Madeleine critica a banalização do cargo público quando o titular decide ser substituído por um familiar, pois, “apesar de parecer bobagem, isso diminui a instituição e corrompe a democracia”.
Parlamentares da oposição cobram explicações sobre ida de Janja a Paris
O deputado Nikolas Ferreira (PL-MG) anunciou que cobrará do Itamaraty informações sobre a credencial de Janja, que recebeu tratamento de chefe de Estado na França, alegando que o Comitê Olímpico Brasileiro foi “praticamente forçado” a dar essa credencial. Ele também pretende representar à Procuradoria-Geral da República (PGR) para investigar possível abuso de autoridade pelo governo, pois “o Brasil não pode ser representado em evento oficial por quem não foi eleito”.

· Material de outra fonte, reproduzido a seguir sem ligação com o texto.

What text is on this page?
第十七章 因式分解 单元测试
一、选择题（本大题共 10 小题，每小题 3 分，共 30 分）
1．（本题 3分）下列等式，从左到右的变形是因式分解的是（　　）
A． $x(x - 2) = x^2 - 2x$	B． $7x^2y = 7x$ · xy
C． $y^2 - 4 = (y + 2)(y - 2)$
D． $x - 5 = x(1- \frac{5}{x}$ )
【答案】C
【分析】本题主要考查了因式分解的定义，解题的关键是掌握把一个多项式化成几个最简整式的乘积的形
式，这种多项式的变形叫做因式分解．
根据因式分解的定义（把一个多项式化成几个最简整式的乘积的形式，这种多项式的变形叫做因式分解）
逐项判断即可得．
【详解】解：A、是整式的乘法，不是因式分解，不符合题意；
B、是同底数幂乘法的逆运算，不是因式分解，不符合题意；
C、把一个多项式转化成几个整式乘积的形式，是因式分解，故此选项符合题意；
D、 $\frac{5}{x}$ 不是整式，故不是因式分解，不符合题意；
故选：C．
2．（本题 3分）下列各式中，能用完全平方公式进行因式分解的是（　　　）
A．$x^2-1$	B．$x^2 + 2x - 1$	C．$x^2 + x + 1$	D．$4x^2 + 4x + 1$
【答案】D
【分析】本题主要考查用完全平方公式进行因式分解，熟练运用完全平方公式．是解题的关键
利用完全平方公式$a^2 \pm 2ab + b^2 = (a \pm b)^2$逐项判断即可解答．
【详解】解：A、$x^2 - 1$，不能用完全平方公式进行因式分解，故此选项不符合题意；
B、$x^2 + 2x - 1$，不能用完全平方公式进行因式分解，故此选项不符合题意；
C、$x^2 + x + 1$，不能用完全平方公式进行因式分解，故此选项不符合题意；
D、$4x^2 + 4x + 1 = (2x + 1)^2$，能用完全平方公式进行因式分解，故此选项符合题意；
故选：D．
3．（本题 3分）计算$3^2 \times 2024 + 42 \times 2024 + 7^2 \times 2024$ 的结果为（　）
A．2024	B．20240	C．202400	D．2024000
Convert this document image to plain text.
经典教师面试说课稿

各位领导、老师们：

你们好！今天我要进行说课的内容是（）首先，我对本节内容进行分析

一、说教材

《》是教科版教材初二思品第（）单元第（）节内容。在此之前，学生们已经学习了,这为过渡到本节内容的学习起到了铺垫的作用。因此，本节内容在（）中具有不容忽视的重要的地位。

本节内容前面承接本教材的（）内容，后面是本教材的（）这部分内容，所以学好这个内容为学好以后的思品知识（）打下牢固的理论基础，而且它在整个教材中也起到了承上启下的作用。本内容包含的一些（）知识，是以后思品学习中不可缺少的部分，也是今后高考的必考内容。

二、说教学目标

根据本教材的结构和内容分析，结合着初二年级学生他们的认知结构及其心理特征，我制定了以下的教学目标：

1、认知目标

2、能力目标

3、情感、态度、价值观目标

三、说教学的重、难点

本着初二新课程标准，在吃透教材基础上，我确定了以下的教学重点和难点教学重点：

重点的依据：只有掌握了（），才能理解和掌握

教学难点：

Os deputados do Novo Adriana Ventura (SP), Gilson Marques (SC) e Marcel van Hattem (RS) enviaram um requerimento de informação ao ministro da Casa Civil, Rui Costa, solicitando esclarecimentos sobre a comitiva que acompanhou a primeira-dama. Ventura destacou a necessidade de responsabilidade e transparência no uso de recursos públicos. A deputada Julia Zanatta (PL-SC) também quer saber sobre os gastos de Janja em Paris, questionando a legalidade de suas viagens e insinuando a possibilidade de sigilo sobre essas despesas.
Janja chegou à capital francesa em 25 de julho e retornou ao Brasil no dia 29. Durante os quatro dias, ela cumpriu agendas de chefe de Estado. Além de participar da inauguração dos Jogos Olímpicos, foi recepcionada pelo presidente Emmanuel Macron e se encontrou com ministros brasileiros, prefeitos de várias cidades, representantes de bancos e financiadores.
Foi a primeira vez que o governo brasileiro foi representado na Olimpíada pela mulher do presidente da República. Janja conseguiu a credencial para o Executivo fora do prazo estipulado pelo Comitê Olímpico Internacional (COI) para envio dos nomes de autoridades. Embora a missão dela com sete assessores tenha sido oficial, a assessoria de Janja não divulgou previamente sua agenda, tornando-a pública apenas após pressão da imprensa. O local de hospedagem também foi ocultado, mesmo se tratando de compromissos públicos.
A Gazeta do Povo entrou em contato com a assessoria pessoal da primeira-dama desde a semana passada para obter a sua versão sobre os fatos listados, especialmente os questionamentos sobre a reforma de seu gabinete no Planalto e suas viagens oficiais, mas não recebeu retorno até o fechamento da reportagem.